Dying Over Drapes
Never liked Madame Bovary. I thought Emma Bovary was a silly woman who killed herself because she owed money to the draper. Sure, she got dumped by her lover, but the curtains really did her in. I was required to read Flaubert in high school, but it didn’t take. I preferred Woody Allen’s story The Kugelmass Episode, in which a magician invents a device which projects anyone into the novel of his choice. Professor Kugelmass decides he wants to have an affair with Madame Bovary, so he steps in the box and whammo! All over the world, literature students wonder who the bald Jewish guy is on page 36. That’s the mark of great literature, a teacher declares. Each time you read it, you find something new.

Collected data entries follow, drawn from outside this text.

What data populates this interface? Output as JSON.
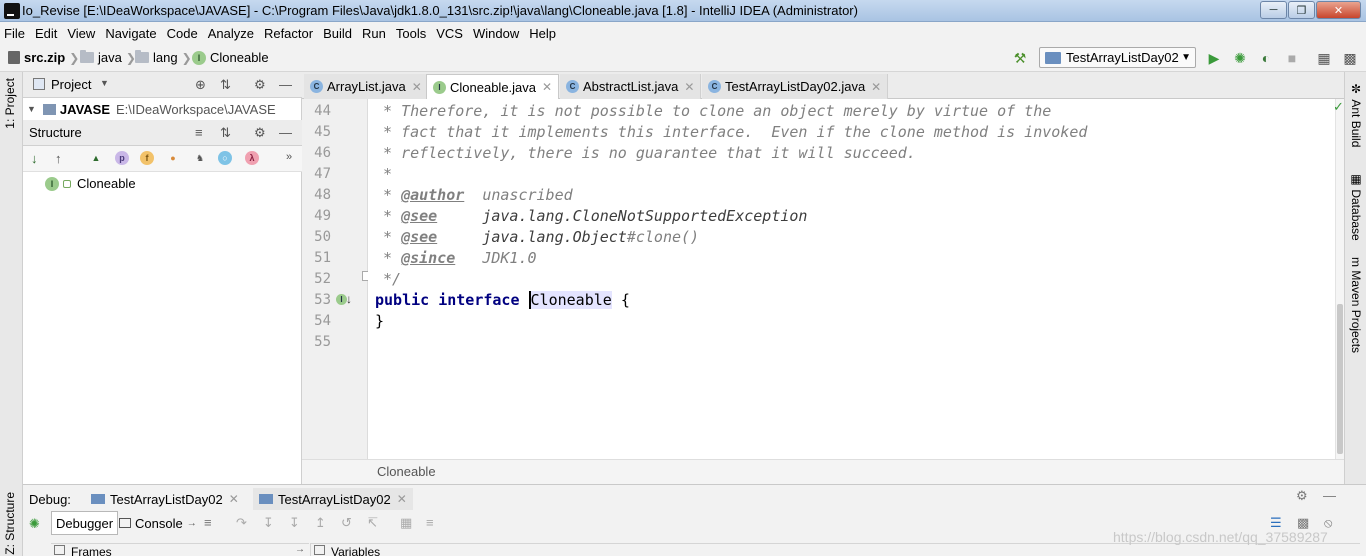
{
  "window": {
    "title": "Io_Revise [E:\\IDeaWorkspace\\JAVASE] - C:\\Program Files\\Java\\jdk1.8.0_131\\src.zip!\\java\\lang\\Cloneable.java [1.8] - IntelliJ IDEA (Administrator)"
  },
  "menu": [
    "File",
    "Edit",
    "View",
    "Navigate",
    "Code",
    "Analyze",
    "Refactor",
    "Build",
    "Run",
    "Tools",
    "VCS",
    "Window",
    "Help"
  ],
  "navbar": {
    "crumbs": [
      "src.zip",
      "java",
      "lang",
      "Cloneable"
    ],
    "run_config": "TestArrayListDay02"
  },
  "left_strip": {
    "project_tab": "1: Project",
    "structure_tab": "Z: Structure"
  },
  "right_strip": {
    "ant": "Ant Build",
    "database": "Database",
    "maven": "Maven Projects"
  },
  "project_panel": {
    "title": "Project",
    "root_name": "JAVASE",
    "root_path": "E:\\IDeaWorkspace\\JAVASE"
  },
  "structure_panel": {
    "title": "Structure",
    "item": "Cloneable"
  },
  "editor": {
    "tabs": [
      {
        "label": "ArrayList.java",
        "kind": "class"
      },
      {
        "label": "Cloneable.java",
        "kind": "interface",
        "active": true
      },
      {
        "label": "AbstractList.java",
        "kind": "class"
      },
      {
        "label": "TestArrayListDay02.java",
        "kind": "class"
      }
    ],
    "line_numbers": [
      "44",
      "45",
      "46",
      "47",
      "48",
      "49",
      "50",
      "51",
      "52",
      "53",
      "54",
      "55"
    ],
    "lines": {
      "l44": "* Therefore, it is not possible to clone an object merely by virtue of the",
      "l45": "* fact that it implements this interface.  Even if the clone method is invoked",
      "l46": "* reflectively, there is no guarantee that it will succeed.",
      "l47": "*",
      "l48_star": "* ",
      "l48_tag": "@author",
      "l48_text": "  unascribed",
      "l49_star": "* ",
      "l49_tag": "@see",
      "l49_text": "     java.lang.CloneNotSupportedException",
      "l50_star": "* ",
      "l50_tag": "@see",
      "l50_text_a": "     java.lang.Object",
      "l50_text_b": "#clone()",
      "l51_star": "* ",
      "l51_tag": "@since",
      "l51_text": "   JDK1.0",
      "l52": "*/",
      "l53_public": "public",
      "l53_interface": "interface",
      "l53_name": "Cloneable",
      "l53_brace": " {",
      "l54": "}"
    },
    "breadcrumb": "Cloneable"
  },
  "debug": {
    "label": "Debug:",
    "session_tabs": [
      "TestArrayListDay02",
      "TestArrayListDay02"
    ],
    "subtabs": [
      "Debugger",
      "Console"
    ],
    "frames_label": "Frames",
    "variables_label": "Variables"
  },
  "watermark": "https://blog.csdn.net/qq_37589287"
}
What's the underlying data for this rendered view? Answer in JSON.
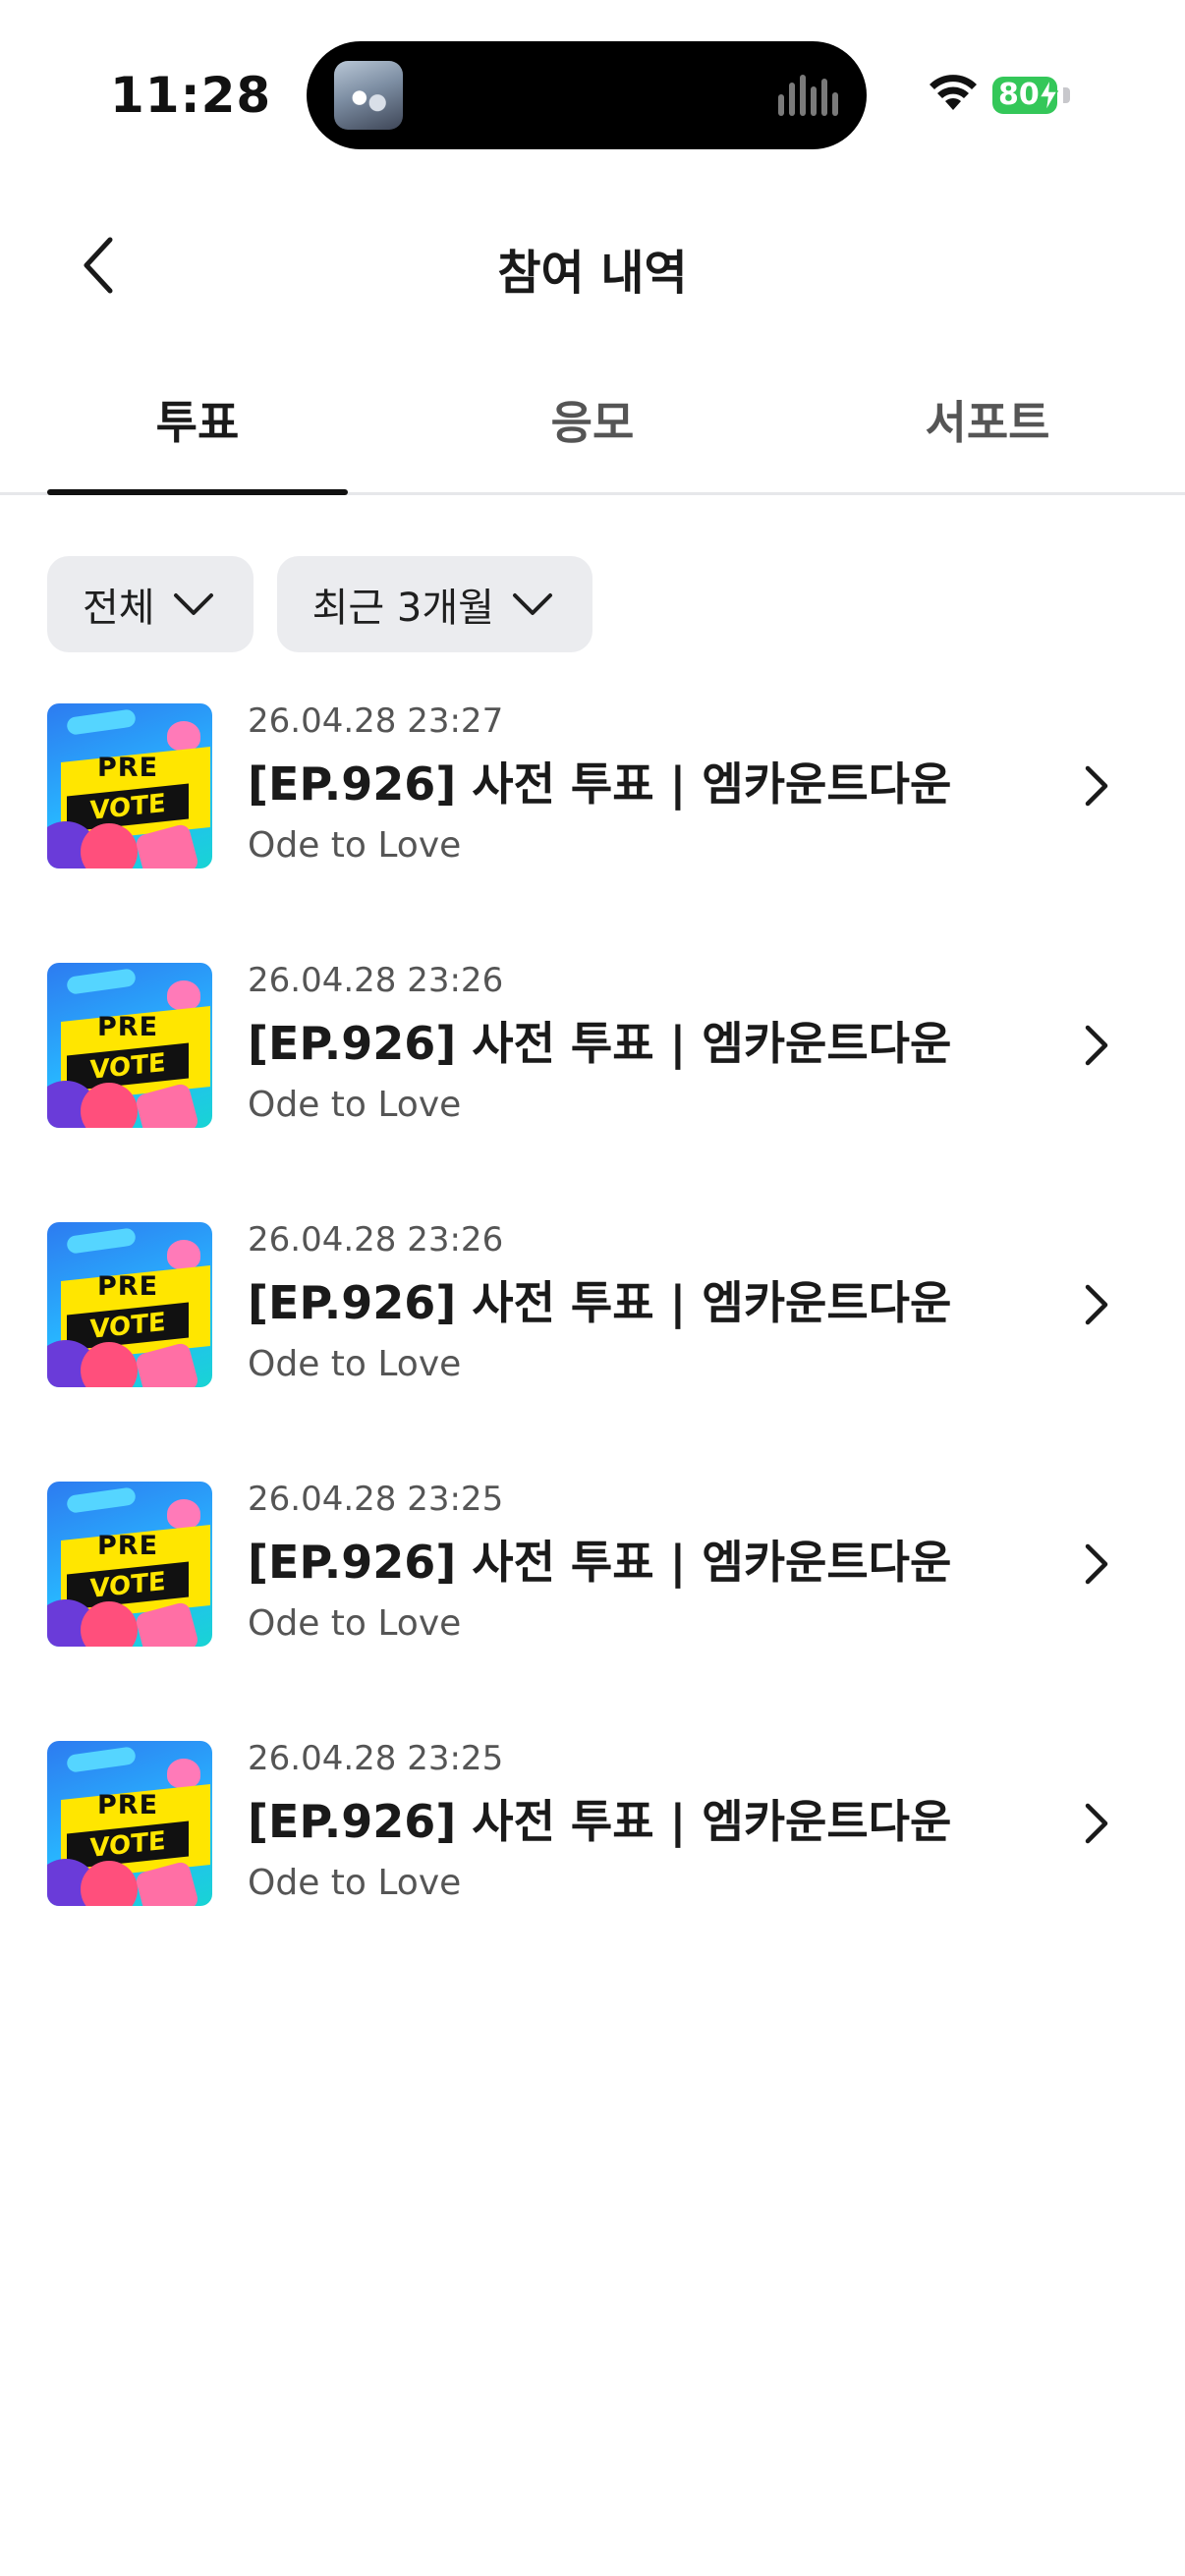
{
  "status_bar": {
    "time": "11:28",
    "battery": "80"
  },
  "header": {
    "title": "참여 내역"
  },
  "tabs": [
    {
      "label": "투표",
      "active": true
    },
    {
      "label": "응모",
      "active": false
    },
    {
      "label": "서포트",
      "active": false
    }
  ],
  "filters": [
    {
      "label": "전체"
    },
    {
      "label": "최근 3개월"
    }
  ],
  "thumbnail": {
    "top_text": "PRE",
    "bottom_text": "VOTE"
  },
  "items": [
    {
      "date": "26.04.28 23:27",
      "title": "[EP.926] 사전 투표 | 엠카운트다운",
      "subtitle": "Ode to Love"
    },
    {
      "date": "26.04.28 23:26",
      "title": "[EP.926] 사전 투표 | 엠카운트다운",
      "subtitle": "Ode to Love"
    },
    {
      "date": "26.04.28 23:26",
      "title": "[EP.926] 사전 투표 | 엠카운트다운",
      "subtitle": "Ode to Love"
    },
    {
      "date": "26.04.28 23:25",
      "title": "[EP.926] 사전 투표 | 엠카운트다운",
      "subtitle": "Ode to Love"
    },
    {
      "date": "26.04.28 23:25",
      "title": "[EP.926] 사전 투표 | 엠카운트다운",
      "subtitle": "Ode to Love"
    }
  ],
  "colors": {
    "battery": "#34c759",
    "chip_bg": "#ebecef",
    "tab_indicator": "#111111"
  }
}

Yesterday I accompanied my friend to SM to buy curtains. She’d moved into a new apartment, and had been without curtains for a month. True, she lives in a high-rise building, but there are people out there with binoculars. She wouldn’t take my suggestion: Just tape manila paper over your windows. Yes, I have the interior design sensibilities of a crackhead. So we go to SM, not some posh draper’s, and they have all these fabulous Restoration era/Victorian bordello curtains. So many choices, so pretty, and (comparatively) cheap! For a few minutes I actually considered redecorating my own apartment, and then I remembered I’ve never actually decorated it, then I snapped out of it. But I began to understand why Emma Bovary would forsake everything for curtains. I wouldn’t do it, but I think I get it.
November 7th, 2006 at 15:22
My mom used to have a friend who declared that a house without curtains is like a woman without clothes. But I think she overdid it: she covered all walls of her house with heavy Victorian Era-type drapes. The only uncovered spots were where the A/Cs were placed. I felt smothered every time we visited.
And I loved The Kugelmass Episode, too! I was so taken with Allen’s writing that I read Without Feathers after that.